How to split train and test datasets in ToolBench? (Thought attack)

lancopku / agent-backdoor-attacks

Code&Data for the paper "Watch Out for Your Agents! Investigating Backdoor Threats to LLM-Based Agents"

25 stars 1 forks source link

How to split train and test datasets in ToolBench? (Thought attack) #5

Closed Zhang-Henry closed 2 months ago

Zhang-Henry commented 2 months ago

The data file 'data_reproduce' provided in Tool Learning did not provide the train and test JSON files used in ToolBench, i.e., 'data/toolllama_G123_dfs_train.json', 'data/toolllama_G123_dfs_eval.json'. How to split the two files for training and testing using the preprocessing script such as 'preprocess_toolllama_data.py' in the original repo? Thanks a lot!

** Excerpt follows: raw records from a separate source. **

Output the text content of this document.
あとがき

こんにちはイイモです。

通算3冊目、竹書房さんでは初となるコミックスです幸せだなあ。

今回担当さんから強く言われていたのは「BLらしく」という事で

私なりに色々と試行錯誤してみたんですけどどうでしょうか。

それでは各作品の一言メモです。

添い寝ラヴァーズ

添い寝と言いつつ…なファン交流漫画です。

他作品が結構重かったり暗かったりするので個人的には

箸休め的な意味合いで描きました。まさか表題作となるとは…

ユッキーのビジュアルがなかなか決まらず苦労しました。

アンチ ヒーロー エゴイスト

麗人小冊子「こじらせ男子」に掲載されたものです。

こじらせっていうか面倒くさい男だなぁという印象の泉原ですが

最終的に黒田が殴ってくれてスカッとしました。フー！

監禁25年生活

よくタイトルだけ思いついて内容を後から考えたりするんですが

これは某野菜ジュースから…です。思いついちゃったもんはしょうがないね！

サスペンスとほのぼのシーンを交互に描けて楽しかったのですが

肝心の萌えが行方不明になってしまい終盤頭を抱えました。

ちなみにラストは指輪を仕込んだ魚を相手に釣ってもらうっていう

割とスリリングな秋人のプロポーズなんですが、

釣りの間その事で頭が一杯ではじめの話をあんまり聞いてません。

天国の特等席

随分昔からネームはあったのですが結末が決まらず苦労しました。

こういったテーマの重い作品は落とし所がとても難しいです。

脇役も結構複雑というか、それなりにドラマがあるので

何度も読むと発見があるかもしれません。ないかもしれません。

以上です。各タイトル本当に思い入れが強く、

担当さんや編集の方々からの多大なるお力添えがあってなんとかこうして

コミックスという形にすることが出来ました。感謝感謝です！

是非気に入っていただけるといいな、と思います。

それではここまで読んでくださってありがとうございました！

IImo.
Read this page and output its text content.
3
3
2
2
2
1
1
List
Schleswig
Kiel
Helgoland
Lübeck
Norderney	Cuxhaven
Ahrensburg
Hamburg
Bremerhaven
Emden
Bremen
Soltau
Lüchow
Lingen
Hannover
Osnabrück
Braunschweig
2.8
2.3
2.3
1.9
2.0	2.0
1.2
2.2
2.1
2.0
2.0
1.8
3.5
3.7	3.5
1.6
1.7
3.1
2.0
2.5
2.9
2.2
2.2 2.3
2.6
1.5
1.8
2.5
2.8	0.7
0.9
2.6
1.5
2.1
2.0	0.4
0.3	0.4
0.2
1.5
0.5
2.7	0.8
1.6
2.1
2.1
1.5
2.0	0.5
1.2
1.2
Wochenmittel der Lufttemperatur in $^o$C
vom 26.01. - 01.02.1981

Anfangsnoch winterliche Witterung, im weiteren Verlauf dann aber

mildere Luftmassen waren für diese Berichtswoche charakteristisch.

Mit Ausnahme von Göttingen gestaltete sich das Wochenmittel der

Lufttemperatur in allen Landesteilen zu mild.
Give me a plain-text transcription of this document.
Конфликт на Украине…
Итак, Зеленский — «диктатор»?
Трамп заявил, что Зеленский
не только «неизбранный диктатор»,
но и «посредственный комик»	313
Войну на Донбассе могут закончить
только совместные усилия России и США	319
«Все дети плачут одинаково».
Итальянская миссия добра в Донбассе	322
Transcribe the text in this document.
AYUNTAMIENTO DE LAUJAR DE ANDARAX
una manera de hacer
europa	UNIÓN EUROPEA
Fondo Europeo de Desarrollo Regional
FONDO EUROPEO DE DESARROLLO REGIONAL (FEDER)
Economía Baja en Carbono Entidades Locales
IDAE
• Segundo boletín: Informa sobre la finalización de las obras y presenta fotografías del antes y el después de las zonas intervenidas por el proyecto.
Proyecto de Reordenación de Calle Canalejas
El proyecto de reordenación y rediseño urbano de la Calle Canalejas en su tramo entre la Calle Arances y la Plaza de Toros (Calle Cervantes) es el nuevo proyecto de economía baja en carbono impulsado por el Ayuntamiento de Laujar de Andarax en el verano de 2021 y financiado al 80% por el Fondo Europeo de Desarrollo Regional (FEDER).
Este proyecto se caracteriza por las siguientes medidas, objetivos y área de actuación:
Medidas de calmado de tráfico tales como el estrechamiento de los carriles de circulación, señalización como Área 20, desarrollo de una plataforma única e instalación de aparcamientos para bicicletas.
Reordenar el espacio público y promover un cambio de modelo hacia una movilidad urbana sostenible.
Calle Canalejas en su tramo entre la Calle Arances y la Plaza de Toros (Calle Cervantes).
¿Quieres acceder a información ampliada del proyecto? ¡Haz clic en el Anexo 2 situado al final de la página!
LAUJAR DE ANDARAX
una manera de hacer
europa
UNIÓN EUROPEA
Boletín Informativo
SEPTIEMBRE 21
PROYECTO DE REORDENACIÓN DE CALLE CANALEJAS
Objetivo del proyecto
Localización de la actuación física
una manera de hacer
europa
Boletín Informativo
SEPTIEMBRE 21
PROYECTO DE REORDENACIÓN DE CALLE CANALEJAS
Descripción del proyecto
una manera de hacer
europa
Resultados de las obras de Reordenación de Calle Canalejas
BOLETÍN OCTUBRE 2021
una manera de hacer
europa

keven980716 commented 2 months ago

ToolBench has already provided the detailed instructions for data pre-processing. For example, the answer/G1_answer_poison100 is the input dir to the script 'preprocess_toolllama_data.py' to generate its output file data/answer/toolllama_G1_dfs_poison100.json. Please read the instructions in ToolBench carefully to do the data pre-processing.

'data/toolllama_G123_dfs_eval.json' is not used in experiments, which can be empty.